Sharon McDowell Larsen ’84 has always been on the move. Born in Zimbabwe, she moved back and forth between Africa and the United States as a child, and then to Canada. During college, her homebase shifted from Canada to Kansas. As a young adult, she found herself in her adopted home state of Colorado, where she still lives. All the while, moving her body and participating in team and individual sports propelled her to peak physical performance, and she’s shared the gift of wellness with countless others throughout her career and personal life.
Larsen got serious about fitness after enrolling at Union. She jokes that she was bribed to switch colleges; she was attending another school when her father moved to Kansas, and he invited her to transfer to be closer to him. “He said, ‘If you go to Union, we’ll give you a car.’ I thought, ‘Well, I don’t know where Nebraska is; I hope it’s close to mountains or the ocean.’ But it turned out to be a good move.”
A good move, indeed, for her career and personal wellness goals. She joined the running club and was motivated to train for the Lincoln Marathon. After that, she was hooked. An article about an Ironman Triathlon piqued her interest, even though she didn’t swim or competitively bike. So she signed up for swimming lessons and got a bicycle. After a few years of training, she competed in the Ironman Canada, and her time qualified her to compete in the 1988 Hawaii event.
At Union, Larsen double majored in math and biology. She wasn’t sure at first what she was going to do with the degrees, but she loved the subject matter and, as a result of her interest in running and triathlon, she went on to earn a postgraduate degree in exercise physiology from the University of Nebraska–Lincoln (UNL). After graduation, she accepted a job in the sports science lab at the U.S. Olympic & Paralympic Training Center in Colorado Springs, Colorado.
All the while, Larsen kept up her own active lifestyle. She traded triathlons for trail running and mountain bike racing, eventually competing in XTERRA races, which combine swimming, mountain biking, and trail running in off-road triathlons.
Larsen embarked on a career with the Center for Creative Leadership (CCL), where she headed a program for executive-level corporate managers.
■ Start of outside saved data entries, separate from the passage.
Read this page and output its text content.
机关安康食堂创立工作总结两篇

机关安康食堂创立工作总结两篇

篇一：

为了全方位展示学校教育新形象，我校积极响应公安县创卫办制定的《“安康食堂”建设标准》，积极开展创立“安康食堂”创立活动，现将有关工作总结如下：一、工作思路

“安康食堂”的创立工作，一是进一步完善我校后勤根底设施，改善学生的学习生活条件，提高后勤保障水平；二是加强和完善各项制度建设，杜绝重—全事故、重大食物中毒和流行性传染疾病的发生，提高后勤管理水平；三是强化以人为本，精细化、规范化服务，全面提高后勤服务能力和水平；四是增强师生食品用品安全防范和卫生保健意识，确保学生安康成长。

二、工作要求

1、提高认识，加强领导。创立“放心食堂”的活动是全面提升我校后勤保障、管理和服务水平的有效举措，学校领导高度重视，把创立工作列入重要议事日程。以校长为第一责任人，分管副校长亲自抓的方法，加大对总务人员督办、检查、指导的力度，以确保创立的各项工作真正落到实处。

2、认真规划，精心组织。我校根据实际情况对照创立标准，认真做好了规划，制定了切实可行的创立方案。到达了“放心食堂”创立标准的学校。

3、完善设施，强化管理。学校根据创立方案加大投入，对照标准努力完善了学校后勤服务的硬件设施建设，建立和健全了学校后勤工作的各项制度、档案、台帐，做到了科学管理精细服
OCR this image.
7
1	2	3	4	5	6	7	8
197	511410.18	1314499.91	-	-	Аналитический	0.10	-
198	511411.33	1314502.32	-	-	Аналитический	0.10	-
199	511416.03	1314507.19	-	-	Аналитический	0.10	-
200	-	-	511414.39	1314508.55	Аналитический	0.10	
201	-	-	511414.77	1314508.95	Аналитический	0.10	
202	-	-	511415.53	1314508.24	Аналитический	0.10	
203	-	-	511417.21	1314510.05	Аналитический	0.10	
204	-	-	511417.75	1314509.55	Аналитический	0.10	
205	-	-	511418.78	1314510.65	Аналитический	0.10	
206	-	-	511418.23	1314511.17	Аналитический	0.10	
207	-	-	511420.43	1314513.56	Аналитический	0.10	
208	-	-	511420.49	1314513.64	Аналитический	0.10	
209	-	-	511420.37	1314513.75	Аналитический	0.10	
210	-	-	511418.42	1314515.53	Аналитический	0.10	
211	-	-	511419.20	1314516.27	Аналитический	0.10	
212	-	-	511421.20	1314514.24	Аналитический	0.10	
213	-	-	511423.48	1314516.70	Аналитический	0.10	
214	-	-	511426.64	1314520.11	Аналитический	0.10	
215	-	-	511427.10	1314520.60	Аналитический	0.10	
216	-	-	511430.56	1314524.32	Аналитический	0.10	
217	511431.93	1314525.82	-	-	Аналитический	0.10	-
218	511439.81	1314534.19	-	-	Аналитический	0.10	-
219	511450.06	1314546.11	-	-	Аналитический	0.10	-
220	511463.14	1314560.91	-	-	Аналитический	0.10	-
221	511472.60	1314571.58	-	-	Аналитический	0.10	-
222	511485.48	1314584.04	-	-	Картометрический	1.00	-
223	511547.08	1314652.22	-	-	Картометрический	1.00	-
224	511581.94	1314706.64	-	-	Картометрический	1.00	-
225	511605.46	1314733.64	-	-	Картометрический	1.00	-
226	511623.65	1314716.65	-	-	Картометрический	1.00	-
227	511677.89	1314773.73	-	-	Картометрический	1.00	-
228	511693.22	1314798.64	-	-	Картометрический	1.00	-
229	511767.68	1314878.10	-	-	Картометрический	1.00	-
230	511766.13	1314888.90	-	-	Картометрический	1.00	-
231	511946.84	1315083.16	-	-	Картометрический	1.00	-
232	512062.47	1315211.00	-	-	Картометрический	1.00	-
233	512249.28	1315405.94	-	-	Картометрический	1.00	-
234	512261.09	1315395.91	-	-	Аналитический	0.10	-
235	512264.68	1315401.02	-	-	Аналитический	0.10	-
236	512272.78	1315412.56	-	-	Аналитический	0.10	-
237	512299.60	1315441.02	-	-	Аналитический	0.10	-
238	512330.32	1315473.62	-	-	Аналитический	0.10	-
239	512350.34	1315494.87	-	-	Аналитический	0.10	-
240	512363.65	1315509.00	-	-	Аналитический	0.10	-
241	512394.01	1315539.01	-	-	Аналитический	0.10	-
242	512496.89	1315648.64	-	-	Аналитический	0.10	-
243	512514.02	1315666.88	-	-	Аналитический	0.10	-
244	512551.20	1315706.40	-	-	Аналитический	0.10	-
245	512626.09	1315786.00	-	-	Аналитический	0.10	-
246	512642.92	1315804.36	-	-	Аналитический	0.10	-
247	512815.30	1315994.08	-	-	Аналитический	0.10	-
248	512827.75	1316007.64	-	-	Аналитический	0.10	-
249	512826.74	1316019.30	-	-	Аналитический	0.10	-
The week-long courses emphasized the importance of maintaining good health and fitness to meet the demands of high-powered careers and to fuel executives throughout every stage of their lives. “If you look at chronic conditions and the state of health in this country, a lot of diseases, like Alzheimer’s, dementia, cancer, and diabetes, happen over years and years due to poor lifestyle habits,” she said. “When you read the research, particularly brain-health research, the admonition is to start as soon as you can to eat a healthy diet, get regular physical activity, and other lifestyle factors that are a very powerful combination in terms of predicting long-term health outcomes.”
To achieve those outcomes, Larsen says what goes in is key. “I’m in my early 60s now, and I’m very passionate about the dietary side of wellness,” she said. “Most of my focus is on a nutrient-dense, high-quality, plant-based diet. It helps sustain my ability to train hard and be competitive.” And she loves to share this information. “It’s cool to hear how clients turned their health around, lost weight, their blood pressure went down, they’re off their medications, they have more energy, feel better, and think better,” she said. “It’s very rewarding to see it play out in people’s lives. It kept me in the job for 20-plus years and impacts my own life every day.”
Larsen officially retired in March 2020, giving her more time to focus on training. Last year, she once again qualified for the XTERRA Triathlon World Championship in Hawaii, 33 years after her first time competing in the race. She won the 60-64 year old age group with a faster time than the winners of three of the younger groups.
She also remains on-call for some clients and continues to share the importance of physical activity, including how it impacts personal development. “There are lessons to be learned in challenging yourself, taking risks, thinking like a team player, and taking the wins with the losses,” she said. “You can be extremely talented, but sooner or later, you’ll bump up against competition that is better than you. Winning is great, but even if you lose, you’ve still done better than 99 percent of the population by just trying.” She adds that the skills of pushing through adversity, embracing challenges, and trying even when failure is likely are all lessons she’s learned and taught as an athlete and coach. “We’re designed to move, and physical activity optimizes our bodies and brains.”
Union College recognizes this and has reiterated its commitment to health and wellness by unveiling plans for an expanded wellness center that will give students, employees, and the community more opportunities to increase and optimize their fitness levels.
“College-age people don’t realize how critically important it is to take health seriously and engage in positive life behaviors,” Larsen said. “Having opportunities to get people involved in activities and sports can carry on through your life.” And she knows this is true from personal experience. “I appreciate the opportunities Union offered me in terms of learning to swim and be part of the running club, playing tennis, and learning to windsurf. They provided opportunities to do things that I wouldn’t have done by myself, and that led me to greater things.”